Merged with some independent municipalities
 Athens and Clarke County, Georgia (the cities of Winterville, which is entirely within Clarke County, and Bogart, which is partially within the county, retain  separate governments)
 Augusta and Richmond County, Georgia (two communities within Richmond County retain separate governments)
 Baton Rouge and East Baton Rouge Parish, Louisiana (three communities within East Baton Rouge Parish – Baker, Central and Zachary – retain separate governments. In addition, the City of Baton Rouge retains separate city limits, and its official census population only includes this area)
 Camden County, North Carolina (county with no incorporated municipalities, apart from a small portion of Elizabeth City, re-organizing into a single unified government)
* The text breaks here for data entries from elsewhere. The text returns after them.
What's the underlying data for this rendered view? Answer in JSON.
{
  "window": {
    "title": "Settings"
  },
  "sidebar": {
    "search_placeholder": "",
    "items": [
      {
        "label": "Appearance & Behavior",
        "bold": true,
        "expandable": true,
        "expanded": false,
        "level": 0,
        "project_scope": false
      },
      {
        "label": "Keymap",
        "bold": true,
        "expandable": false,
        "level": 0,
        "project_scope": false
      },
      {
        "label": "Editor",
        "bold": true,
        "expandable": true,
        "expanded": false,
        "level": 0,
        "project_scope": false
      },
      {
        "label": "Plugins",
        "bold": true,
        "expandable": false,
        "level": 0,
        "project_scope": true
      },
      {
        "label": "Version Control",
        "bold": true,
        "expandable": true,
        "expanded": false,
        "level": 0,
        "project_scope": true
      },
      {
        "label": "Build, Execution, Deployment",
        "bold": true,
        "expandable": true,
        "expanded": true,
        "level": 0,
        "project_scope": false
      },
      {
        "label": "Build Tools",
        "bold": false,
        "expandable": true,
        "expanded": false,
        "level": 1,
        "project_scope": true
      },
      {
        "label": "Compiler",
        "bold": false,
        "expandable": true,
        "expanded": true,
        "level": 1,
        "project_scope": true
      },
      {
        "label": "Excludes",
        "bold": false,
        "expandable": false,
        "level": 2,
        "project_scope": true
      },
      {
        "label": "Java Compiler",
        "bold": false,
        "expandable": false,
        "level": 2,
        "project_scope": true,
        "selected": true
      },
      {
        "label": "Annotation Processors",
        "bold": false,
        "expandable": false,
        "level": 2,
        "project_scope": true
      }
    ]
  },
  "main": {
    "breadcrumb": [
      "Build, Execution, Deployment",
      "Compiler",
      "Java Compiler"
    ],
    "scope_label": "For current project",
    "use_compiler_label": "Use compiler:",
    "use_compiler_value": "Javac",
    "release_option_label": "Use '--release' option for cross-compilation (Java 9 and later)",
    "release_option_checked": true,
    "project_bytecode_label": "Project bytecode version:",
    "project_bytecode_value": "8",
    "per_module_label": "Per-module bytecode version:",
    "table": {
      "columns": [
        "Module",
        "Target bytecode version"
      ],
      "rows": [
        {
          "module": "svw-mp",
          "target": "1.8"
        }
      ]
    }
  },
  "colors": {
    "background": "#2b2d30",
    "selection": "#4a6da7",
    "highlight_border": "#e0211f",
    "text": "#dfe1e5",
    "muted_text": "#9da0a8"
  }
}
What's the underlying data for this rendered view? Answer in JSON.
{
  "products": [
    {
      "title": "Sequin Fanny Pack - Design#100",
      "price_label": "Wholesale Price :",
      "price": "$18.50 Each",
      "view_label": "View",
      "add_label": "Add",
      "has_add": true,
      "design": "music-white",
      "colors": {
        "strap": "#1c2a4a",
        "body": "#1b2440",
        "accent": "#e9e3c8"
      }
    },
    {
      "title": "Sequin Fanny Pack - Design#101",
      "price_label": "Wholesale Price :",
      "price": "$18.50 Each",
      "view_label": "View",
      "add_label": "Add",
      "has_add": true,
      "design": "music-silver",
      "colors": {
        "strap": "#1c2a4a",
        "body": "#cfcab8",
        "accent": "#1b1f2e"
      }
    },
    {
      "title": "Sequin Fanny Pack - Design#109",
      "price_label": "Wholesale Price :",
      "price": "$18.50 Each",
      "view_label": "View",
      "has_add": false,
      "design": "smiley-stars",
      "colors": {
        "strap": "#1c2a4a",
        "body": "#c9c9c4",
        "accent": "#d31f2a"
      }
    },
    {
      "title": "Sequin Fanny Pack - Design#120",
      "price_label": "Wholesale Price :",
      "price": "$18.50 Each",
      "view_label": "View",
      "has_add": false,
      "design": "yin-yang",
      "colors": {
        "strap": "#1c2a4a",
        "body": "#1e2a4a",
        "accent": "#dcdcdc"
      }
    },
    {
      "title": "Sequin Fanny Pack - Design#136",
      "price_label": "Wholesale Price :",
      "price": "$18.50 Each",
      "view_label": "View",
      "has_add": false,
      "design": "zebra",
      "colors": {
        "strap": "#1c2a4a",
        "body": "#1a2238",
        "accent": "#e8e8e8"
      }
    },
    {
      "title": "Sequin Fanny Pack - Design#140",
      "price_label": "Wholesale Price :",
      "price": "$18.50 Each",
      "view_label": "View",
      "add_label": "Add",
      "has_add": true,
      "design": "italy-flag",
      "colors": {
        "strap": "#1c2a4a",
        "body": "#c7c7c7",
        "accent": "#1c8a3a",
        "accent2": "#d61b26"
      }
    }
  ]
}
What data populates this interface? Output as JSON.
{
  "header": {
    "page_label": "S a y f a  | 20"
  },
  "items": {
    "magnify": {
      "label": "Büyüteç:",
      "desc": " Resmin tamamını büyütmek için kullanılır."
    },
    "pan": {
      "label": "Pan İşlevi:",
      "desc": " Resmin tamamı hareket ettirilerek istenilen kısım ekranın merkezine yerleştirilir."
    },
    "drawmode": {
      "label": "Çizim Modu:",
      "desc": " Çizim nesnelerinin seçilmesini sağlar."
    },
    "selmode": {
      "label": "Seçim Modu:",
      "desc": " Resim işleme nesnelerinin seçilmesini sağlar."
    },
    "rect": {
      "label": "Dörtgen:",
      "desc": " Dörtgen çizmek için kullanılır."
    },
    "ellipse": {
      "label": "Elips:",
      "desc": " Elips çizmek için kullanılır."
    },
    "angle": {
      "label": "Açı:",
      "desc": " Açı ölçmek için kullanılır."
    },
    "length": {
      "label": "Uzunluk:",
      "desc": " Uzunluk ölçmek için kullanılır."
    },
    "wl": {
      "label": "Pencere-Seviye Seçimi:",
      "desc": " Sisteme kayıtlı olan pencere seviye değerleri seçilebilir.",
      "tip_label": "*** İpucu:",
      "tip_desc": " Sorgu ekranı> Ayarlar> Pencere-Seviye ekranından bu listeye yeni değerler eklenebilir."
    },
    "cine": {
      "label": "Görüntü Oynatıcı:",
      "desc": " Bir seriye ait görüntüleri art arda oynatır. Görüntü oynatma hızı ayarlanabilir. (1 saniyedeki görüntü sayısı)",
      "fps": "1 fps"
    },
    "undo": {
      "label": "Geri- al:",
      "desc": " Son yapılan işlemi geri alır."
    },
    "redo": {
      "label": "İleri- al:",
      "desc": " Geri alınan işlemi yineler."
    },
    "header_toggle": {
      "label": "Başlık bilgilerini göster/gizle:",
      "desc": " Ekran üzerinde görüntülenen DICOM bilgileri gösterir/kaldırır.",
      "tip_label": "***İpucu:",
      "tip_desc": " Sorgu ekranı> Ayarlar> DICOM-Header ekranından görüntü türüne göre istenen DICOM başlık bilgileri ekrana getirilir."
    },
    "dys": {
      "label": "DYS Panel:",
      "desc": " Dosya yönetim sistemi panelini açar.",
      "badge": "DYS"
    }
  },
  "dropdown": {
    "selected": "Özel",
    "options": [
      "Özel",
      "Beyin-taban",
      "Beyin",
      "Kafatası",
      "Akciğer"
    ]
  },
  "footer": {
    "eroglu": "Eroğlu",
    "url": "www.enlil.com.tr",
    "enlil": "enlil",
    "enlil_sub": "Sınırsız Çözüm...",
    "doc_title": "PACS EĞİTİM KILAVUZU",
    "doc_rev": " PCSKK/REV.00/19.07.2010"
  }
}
 Indianapolis and Marion County, Indiana (four communities within Marion County retain separate governments: see Unigov)
 Jacksonville and Duval County, Florida (four incorporated places within Duval County – the cities of Jacksonville Beach, Neptune Beach, and Atlantic Beach and the town of Baldwin – retain separate governments; all other rural land is incorporated by Jacksonville and so the entire county is incorporated)
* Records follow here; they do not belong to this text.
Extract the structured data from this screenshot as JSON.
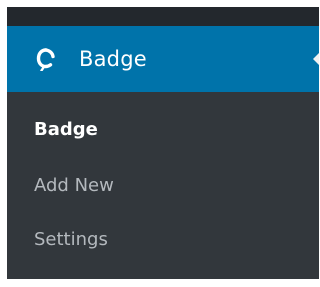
{
  "menu": {
    "label": "Badge",
    "icon": "badge-logo-icon",
    "colors": {
      "active_bg": "#0073aa",
      "submenu_bg": "#32373c",
      "topbar_bg": "#23282d"
    }
  },
  "submenu": {
    "items": [
      {
        "label": "Badge",
        "current": true
      },
      {
        "label": "Add New",
        "current": false
      },
      {
        "label": "Settings",
        "current": false
      }
    ]
  }
}
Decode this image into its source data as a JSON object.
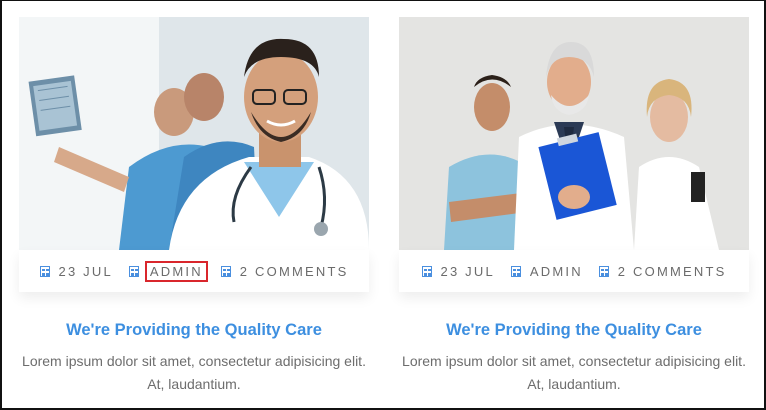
{
  "cards": [
    {
      "date": "23 JUL",
      "author": "ADMIN",
      "comments": "2 COMMENTS",
      "title": "We're Providing the Quality Care",
      "excerpt": "Lorem ipsum dolor sit amet, consectetur adipisicing elit. At, laudantium."
    },
    {
      "date": "23 JUL",
      "author": "ADMIN",
      "comments": "2 COMMENTS",
      "title": "We're Providing the Quality Care",
      "excerpt": "Lorem ipsum dolor sit amet, consectetur adipisicing elit. At, laudantium."
    }
  ],
  "colors": {
    "accent": "#3d8fe0",
    "highlight": "#d9262c"
  },
  "icons": [
    "calendar-icon",
    "user-icon",
    "comment-icon"
  ]
}
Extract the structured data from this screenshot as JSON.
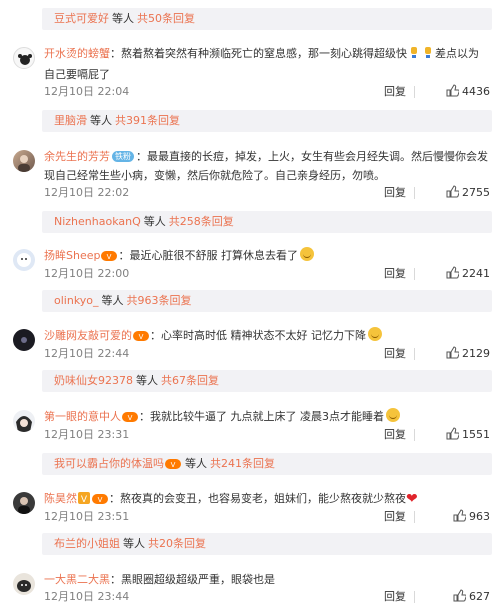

 Kansas City and Wyandotte County, Kansas (this "Unified Government" contains Kansas City, Edwardsville, most of Bonner Springs, and roughly half of Lake Quivira; a county relationship is maintained with the rest of the communities within the county) as of 1997.
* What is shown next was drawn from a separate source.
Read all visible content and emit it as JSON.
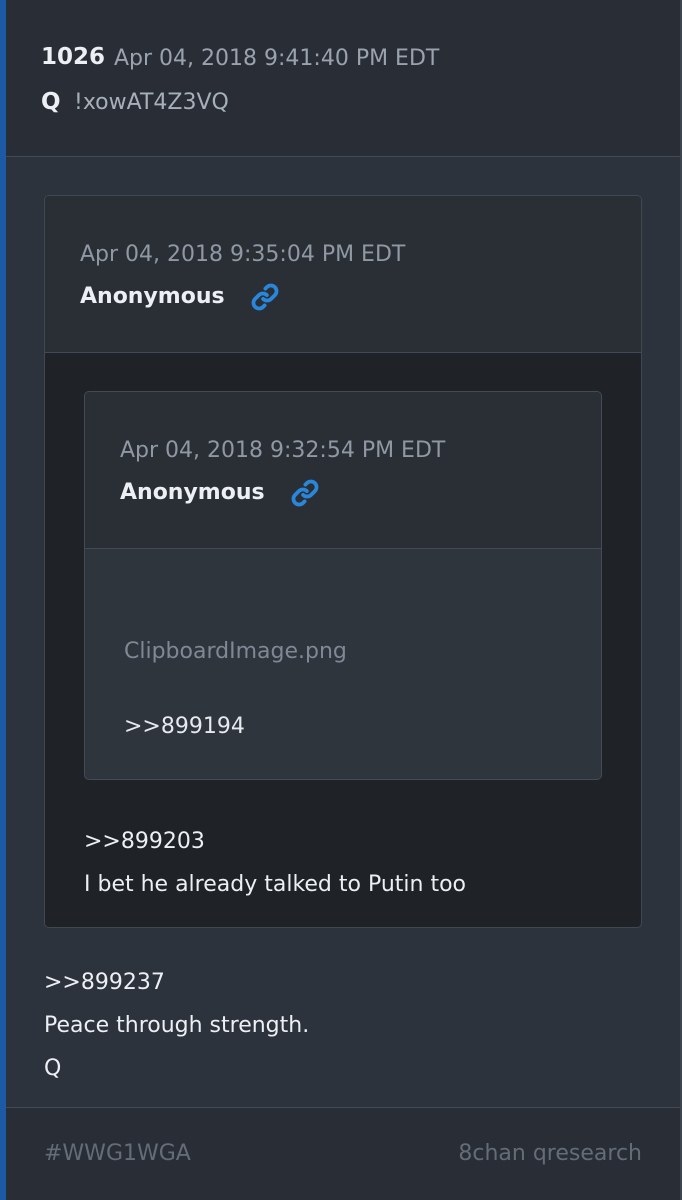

 Lafayette, Louisiana and Lafayette Parish (In December 2018 voters amended the city-parish charter to split what was a single consolidated city-parish council into two councils — one to represent only the city of Lafayette and the other to represent the parish. The impetus for the change was the desire of city voters to take more control of city-related matters and general unease with the consequences of consolidation).
 Louisville and Jefferson County, Kentucky (all cities in pre-merger Jefferson County, other than Louisville, retain separate identities and some governmental functions, but all participate fully in the county-wide governing body, Louisville Metro Council)
 Nashville and Davidson County, Tennessee (six communities within Davidson County retain separate governments, although all participate in the metropolitan government in a two-tier system)
 Petersburg Borough, Alaska (When the borough was created in 2013, the city of Petersburg was dissolved. However, the city of Kupreanof remains a separate entity within the borough.)
 Tribune, Kansas and Greeley County, Kansas (Horace retaining a separate government)

Five cities in the Hampton Roads region of Virginia were formed by the consolidation of a city with a county: Chesapeake, Hampton, Newport News, Suffolk, and Virginia Beach (from Norfolk, Elizabeth City, Warwick, Nansemond, and Princess Anne counties, respectively). However, in each case an independent city was created and as such they are not consolidated city-counties. Instead, the Code of Virginia uses the term "consolidated city." Similarly, Carson City was consolidated with Ormsby County, Nevada in 1969, but the county was simultaneously dissolved. The city is now a municipality independent of any county.

Potentially consolidated
 Aurora, Colorado, split between three counties, explored the creation of a new consolidated city-county in 1996; the effort subsequently failed in a referendum. However, five years later nearby Broomfield was successful in creating a new city-county from portions of the four counties it had been a part of. Encouraged by Broomfield's experience, an Aurora city councilman again proposed consolidation in 2006. This was not accomplished in 2006 or 2007, and no bills to accomplish consolidation were introduced in the 2008 session of the Colorado legislature.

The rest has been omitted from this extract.